March 6, 2005

We're Just Here for the Previews

Seattle Maggie regrets our long absence from this hallowed URL, but we have been taking a little time off to get ourselves employed. That's right, even after our impassioned tirade about working in an office, we are back behind a desk; however, we find ourselves working in a place that makes books, so we feel that caving in to our weakness for health insurance might be forgiven. Also, toward the end of our "gentlewoman-of-leisure" period, we found that our dwindling bank account made it nigh impossible to actually go and see movies of which to write about. And so, with newfound cold cash melting sweetly in our hot little hand, we slipped gleefully back into the movie theater for a late matinee and found ourselves delighted by the novelty of previews. Seattle Maggie loves us some previews, and we ain't afraid to say so.

First up, Sin City. From what we can tell, it's about hot chicks who beat people up and get fondled by Bruce Willis. Shot in sepia tones with that weird fake hand tinting effect, it features several Model-T car chases and a truly eclectic cast including Clive Owen, Jessica Alba, Benicio Del Toro, Josh Hartnett, Mickey Rourke and even sweet little Alexis Bledel from Gilmore Girls (oh Alexis - we fully recognize that you are a Woman and are hearing you Roaring, but you didn't have to get all hardcore on us!) While we agree that Frank Miller is a certified comic book genius, this movie looks suspiciously like a train wreck. Rental?

Next, The Ring Two - Naomi Watts takes on the Scary Hair yet again, attempting to convince us that dripping water and television static are creepy. However, the director of the original Japanese Ringu, Hideo Nakata, is at the helm, so it may turn out to be a chill-worthy horror flick. We’re on the fence with this one.

Batman Begins. Yeah. Batman. He's, like, beginning. Seriously, though, if director Christopher Nolan can bring back the brooding dignity of the Caped Crusader, we will come. Also, a pumped up (and plumped up) Christian Bale in a Batsuit is never amiss in our book.

Eh. Some Star Wars thing.

Here's a surprise - The Hitchhiker's Guide to the Galaxy, starring our favorite Fisher Price Man and The Office alumnus Martin Freeman as Arthur Dent. And zany yet adorable Sam Rockwell as Zaphod Beeblebrox? Are we totally crazy to be cautiously optimistic about this film? It looks pretty good. We do adore the books, but we aren't fanatical about them; perhaps this will allow us to enjoy the movie in relative peace. SPOILER ALERT! The answer is 42, and be sure to bring your towel.
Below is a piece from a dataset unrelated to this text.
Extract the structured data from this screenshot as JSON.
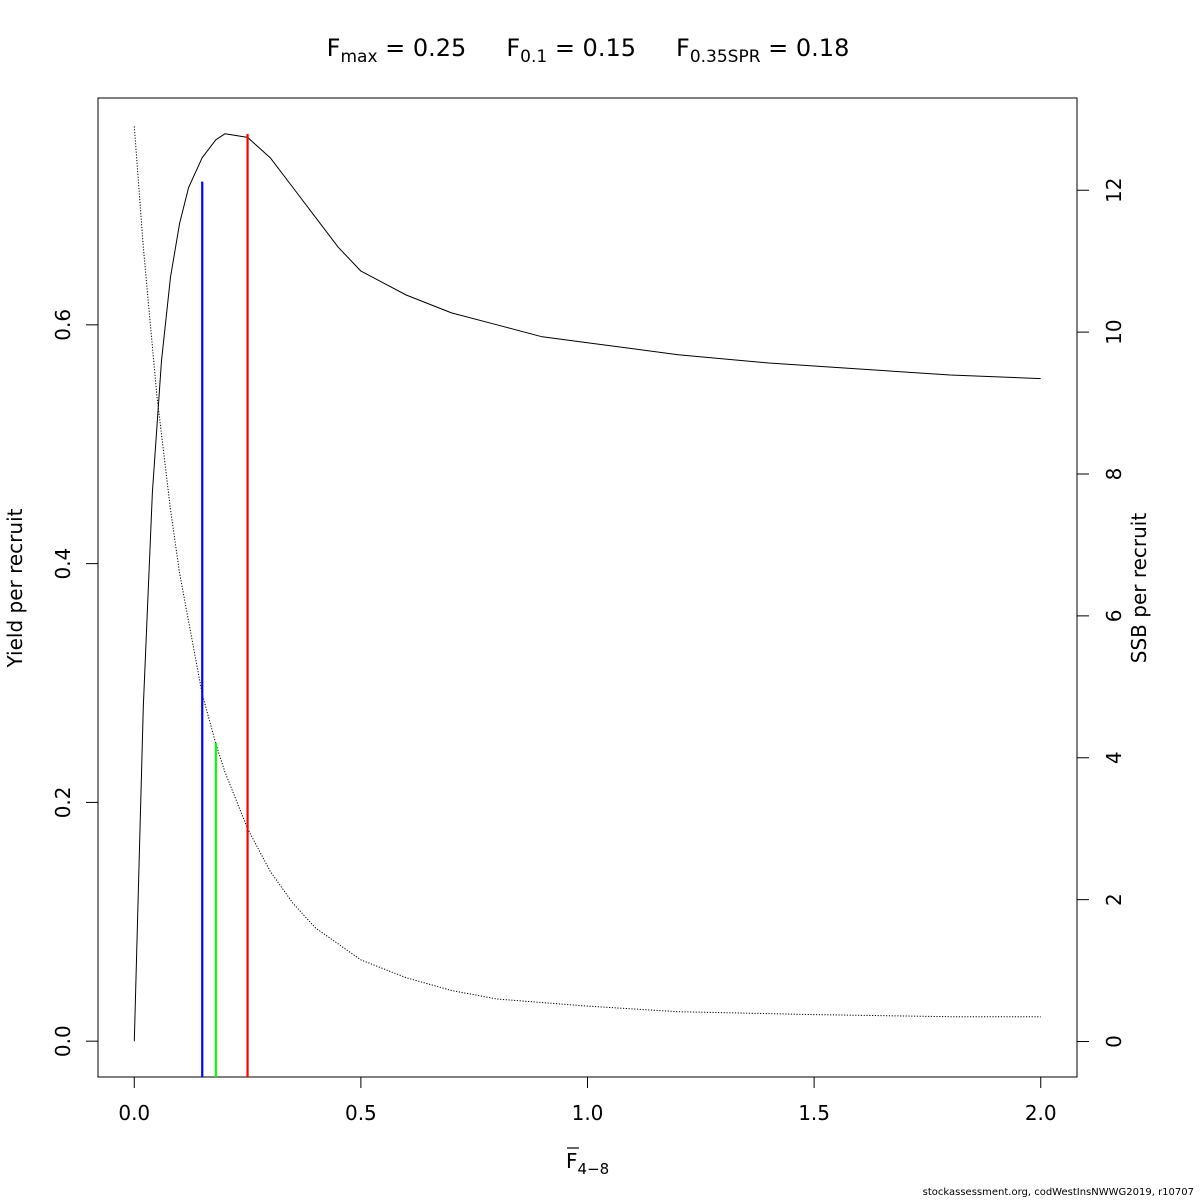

Oh dear, House of Wax. Horny teenagers piss off a crazed redneck who traps them in a wax museum. A lot of screaming, running, and melty things. Well, one thing sure was scary - as soon as Paris Hilton's pinched little face flashed on the screen, our movie companion Alysha screamed aloud as Seattle Maggie attempted in vain to stifle a belly laugh. But what are WB crushables Chad Michael Murray and Jared Padalecki doing here? Please, please spare us the sight of Cute Dean exchanging bodily fluids with the dreaded Hilton heiress! Death by psychotic rural wax museum curator would almost be preferable.

And Constantine - Keanu Reeves is a hero with questionable morals battling to keep the balance of earth between the forces of Heaven and Hell. Oh wait, that was the feature. Well, it was a pleasant bit of eye candy to pass away a sleepy afternoon, although we could have done without some of the stilted pretentious dialogue and the cheesy CGI effects, like the unfortunate herd of cows dropping dead before the might of the Spear of Destiny. Doesn’t the son of Satan have anything better to do than wipe out a bunch of cows? A few notable players were Tilda Swinton as a zealous Angel Gabriel and Bush frontman Gavin Rossdale as a relic hunter in a bowling alley. And while we are in a confessional frame of mind, we admit that our main impulse to go see this movie was that we find Keanu mighty fetching in his black coat, stalking grimly about with his smoldering cigarette clenched in his teeth, smashing demons and angels alike, and giving Satan the proverbial (and literal) finger. Aw, he’s pretty. Just as long as he keeps the talking to a minimum.

Ah, summer movies! Seattle Maggie is looking forward to 'em.